От тренировки аппетит у нас разыгрался, и пломбир был очень кстати.
— А вы довольно хорошо знаете, что происходит вокруг вас, правда, Элоиза?
— Ну, девушке ведь никто ничего не говорит, и ей приходится быть чуточку ведьмой. Приходится угадывать чужие мысли, да? Когда я была маленькой, я подслушивала у дверей, но потом перестала… Вот вы, взрослые, вдруг заметили, что с Чарльзом неладно. Поняли, что он совсем запутался… в какой-то паутине; всего боится. Вы, наверно, что-то сказали маме, потому что она тоже испугалась. Вы просили ее пригласить к обеду отца Уолша? — Я хранил молчание. — Вчера вечером он пришел к обеду, а после обеда нас с Чарльзом отправили наверх, а сами ушли в библиотеку и устроили военный совет. И наверху, за километр от них, мы слышали, как смеется отец Уолш. У мамы голос был такой, как будто она плакала, а отец Уолш все время хохотал навзрыд… Пожалуйста, прочтите письмо, мистер Норт, — не мне, конечно, а про себя.

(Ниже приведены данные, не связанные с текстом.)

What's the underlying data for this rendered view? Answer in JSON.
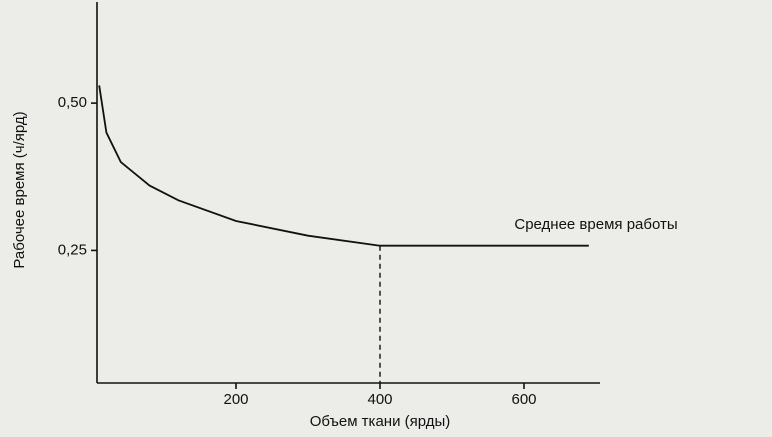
{
  "chart_data": {
    "type": "line",
    "x_label": "Объем ткани (ярды)",
    "y_label": "Рабочее время (ч/ярд)",
    "annotation": "Среднее время работы",
    "x": [
      10,
      20,
      40,
      80,
      120,
      200,
      300,
      400,
      500,
      600,
      690
    ],
    "series": [
      {
        "color": "#111111",
        "values": [
          0.53,
          0.45,
          0.4,
          0.36,
          0.335,
          0.3,
          0.275,
          0.258,
          0.258,
          0.258,
          0.258
        ]
      }
    ],
    "vline_x": 400,
    "xlim": [
      0,
      700
    ],
    "ylim": [
      0.025,
      0.675
    ],
    "xticks": [
      200,
      400,
      600
    ],
    "yticks": [
      {
        "value": 0.25,
        "label": "0,25"
      },
      {
        "value": 0.5,
        "label": "0,50"
      }
    ],
    "grid": false
  }
}
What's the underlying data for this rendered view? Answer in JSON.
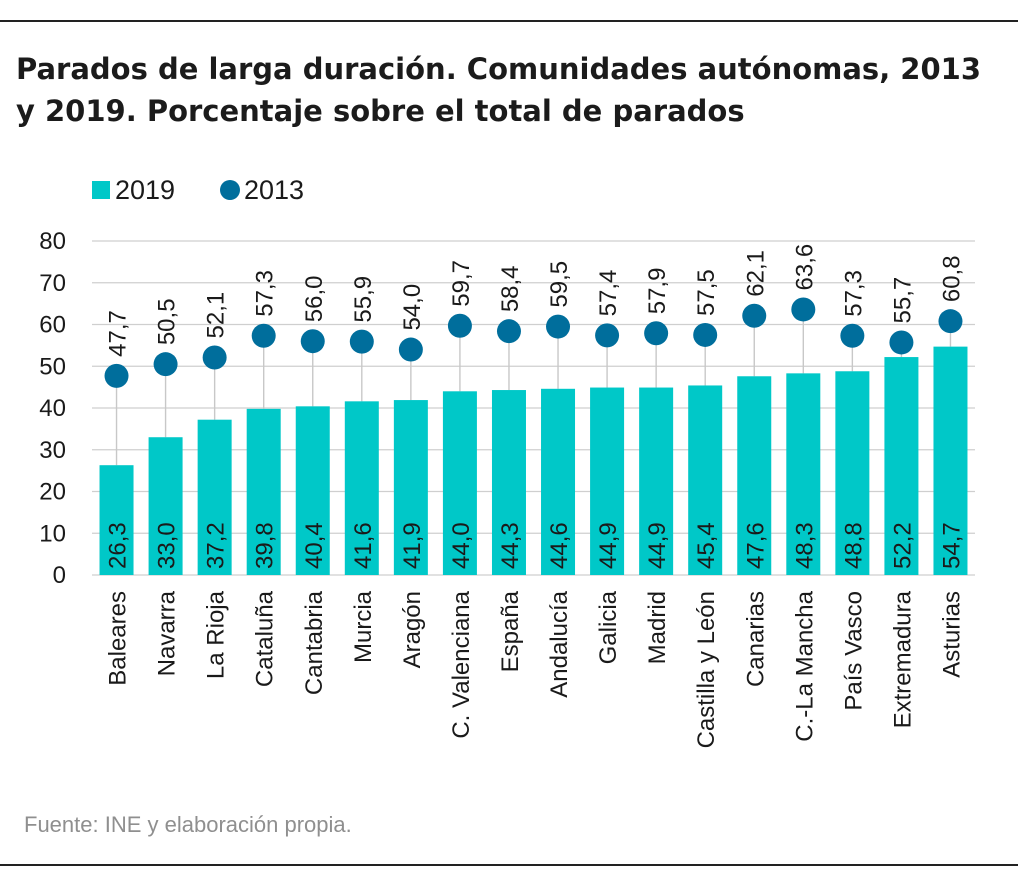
{
  "header": {
    "title": "Parados de larga duración. Comunidades autónomas, 2013 y 2019. Porcentaje sobre el total de parados"
  },
  "footer": {
    "source": "Fuente: INE y elaboración propia."
  },
  "colors": {
    "bar_2019": "#00c8c8",
    "dot_2013": "#006e9c",
    "grid": "#cfcfcf",
    "stem": "#c8c8c8"
  },
  "chart_data": {
    "type": "bar",
    "title": "Parados de larga duración. Comunidades autónomas, 2013 y 2019. Porcentaje sobre el total de parados",
    "xlabel": "",
    "ylabel": "",
    "ylim": [
      0,
      80
    ],
    "yticks": [
      0,
      10,
      20,
      30,
      40,
      50,
      60,
      70,
      80
    ],
    "grid": true,
    "legend_position": "top-left",
    "categories": [
      "Baleares",
      "Navarra",
      "La Rioja",
      "Cataluña",
      "Cantabria",
      "Murcia",
      "Aragón",
      "C. Valenciana",
      "España",
      "Andalucía",
      "Galicia",
      "Madrid",
      "Castilla y León",
      "Canarias",
      "C.-La Mancha",
      "País Vasco",
      "Extremadura",
      "Asturias"
    ],
    "series": [
      {
        "name": "2019",
        "kind": "bar",
        "values": [
          26.3,
          33.0,
          37.2,
          39.8,
          40.4,
          41.6,
          41.9,
          44.0,
          44.3,
          44.6,
          44.9,
          44.9,
          45.4,
          47.6,
          48.3,
          48.8,
          52.2,
          54.7
        ],
        "labels": [
          "26,3",
          "33,0",
          "37,2",
          "39,8",
          "40,4",
          "41,6",
          "41,9",
          "44,0",
          "44,3",
          "44,6",
          "44,9",
          "44,9",
          "45,4",
          "47,6",
          "48,3",
          "48,8",
          "52,2",
          "54,7"
        ]
      },
      {
        "name": "2013",
        "kind": "dot",
        "values": [
          47.7,
          50.5,
          52.1,
          57.3,
          56.0,
          55.9,
          54.0,
          59.7,
          58.4,
          59.5,
          57.4,
          57.9,
          57.5,
          62.1,
          63.6,
          57.3,
          55.7,
          60.8
        ],
        "labels": [
          "47,7",
          "50,5",
          "52,1",
          "57,3",
          "56,0",
          "55,9",
          "54,0",
          "59,7",
          "58,4",
          "59,5",
          "57,4",
          "57,9",
          "57,5",
          "62,1",
          "63,6",
          "57,3",
          "55,7",
          "60,8"
        ]
      }
    ]
  }
}
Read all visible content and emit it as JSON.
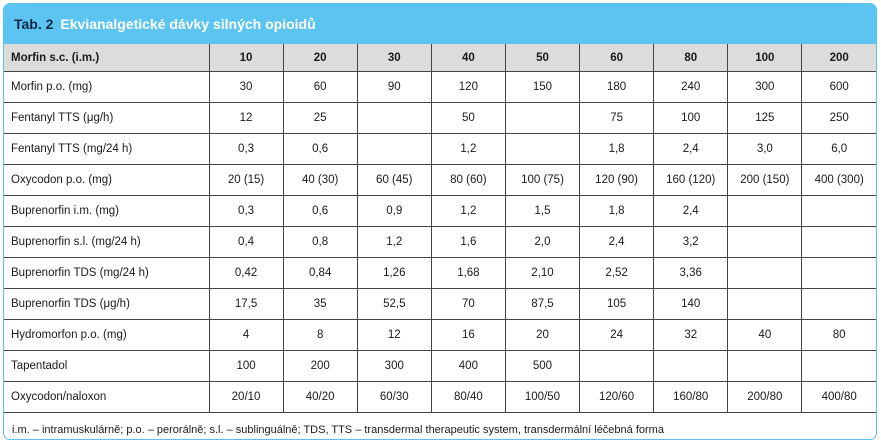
{
  "title": {
    "number": "Tab. 2",
    "text": "Ekvianalgetické dávky silných opioidů"
  },
  "table": {
    "header": [
      "Morfin s.c. (i.m.)",
      "10",
      "20",
      "30",
      "40",
      "50",
      "60",
      "80",
      "100",
      "200"
    ],
    "rows": [
      [
        "Morfin p.o. (mg)",
        "30",
        "60",
        "90",
        "120",
        "150",
        "180",
        "240",
        "300",
        "600"
      ],
      [
        "Fentanyl TTS (μg/h)",
        "12",
        "25",
        "",
        "50",
        "",
        "75",
        "100",
        "125",
        "250"
      ],
      [
        "Fentanyl TTS (mg/24 h)",
        "0,3",
        "0,6",
        "",
        "1,2",
        "",
        "1,8",
        "2,4",
        "3,0",
        "6,0"
      ],
      [
        "Oxycodon p.o. (mg)",
        "20 (15)",
        "40 (30)",
        "60 (45)",
        "80 (60)",
        "100 (75)",
        "120 (90)",
        "160 (120)",
        "200 (150)",
        "400 (300)"
      ],
      [
        "Buprenorfin i.m. (mg)",
        "0,3",
        "0,6",
        "0,9",
        "1,2",
        "1,5",
        "1,8",
        "2,4",
        "",
        ""
      ],
      [
        "Buprenorfin s.l. (mg/24 h)",
        "0,4",
        "0,8",
        "1,2",
        "1,6",
        "2,0",
        "2,4",
        "3,2",
        "",
        ""
      ],
      [
        "Buprenorfin TDS (mg/24 h)",
        "0,42",
        "0,84",
        "1,26",
        "1,68",
        "2,10",
        "2,52",
        "3,36",
        "",
        ""
      ],
      [
        "Buprenorfin TDS (μg/h)",
        "17,5",
        "35",
        "52,5",
        "70",
        "87,5",
        "105",
        "140",
        "",
        ""
      ],
      [
        "Hydromorfon p.o. (mg)",
        "4",
        "8",
        "12",
        "16",
        "20",
        "24",
        "32",
        "40",
        "80"
      ],
      [
        "Tapentadol",
        "100",
        "200",
        "300",
        "400",
        "500",
        "",
        "",
        "",
        ""
      ],
      [
        "Oxycodon/naloxon",
        "20/10",
        "40/20",
        "60/30",
        "80/40",
        "100/50",
        "120/60",
        "160/80",
        "200/80",
        "400/80"
      ]
    ]
  },
  "footnote": "i.m. – intramuskulárně; p.o. – perorálně; s.l. – sublinguálně; TDS, TTS – transdermal therapeutic system, transdermální léčebná forma"
}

Я прочел: «Уважаемый мистер Норт, преподобный отец просил передать Вам, что в молодости он тоже работал воспитателем в лагере для мальчиков. Он сказал мне, чтобы я попросила Вас приступить к занятиям — чтобы вы делали Ваше дело, а он помолится. Меня утешают мысли о даме из Зальцбурга, для которой все кончилось так хорошо. Искренне Ваша Миллисент Фенвик».
Я не считаю, что от молодых нужно все скрывать.
— Элоиза, прочтите письмо, но пока не просите объяснений.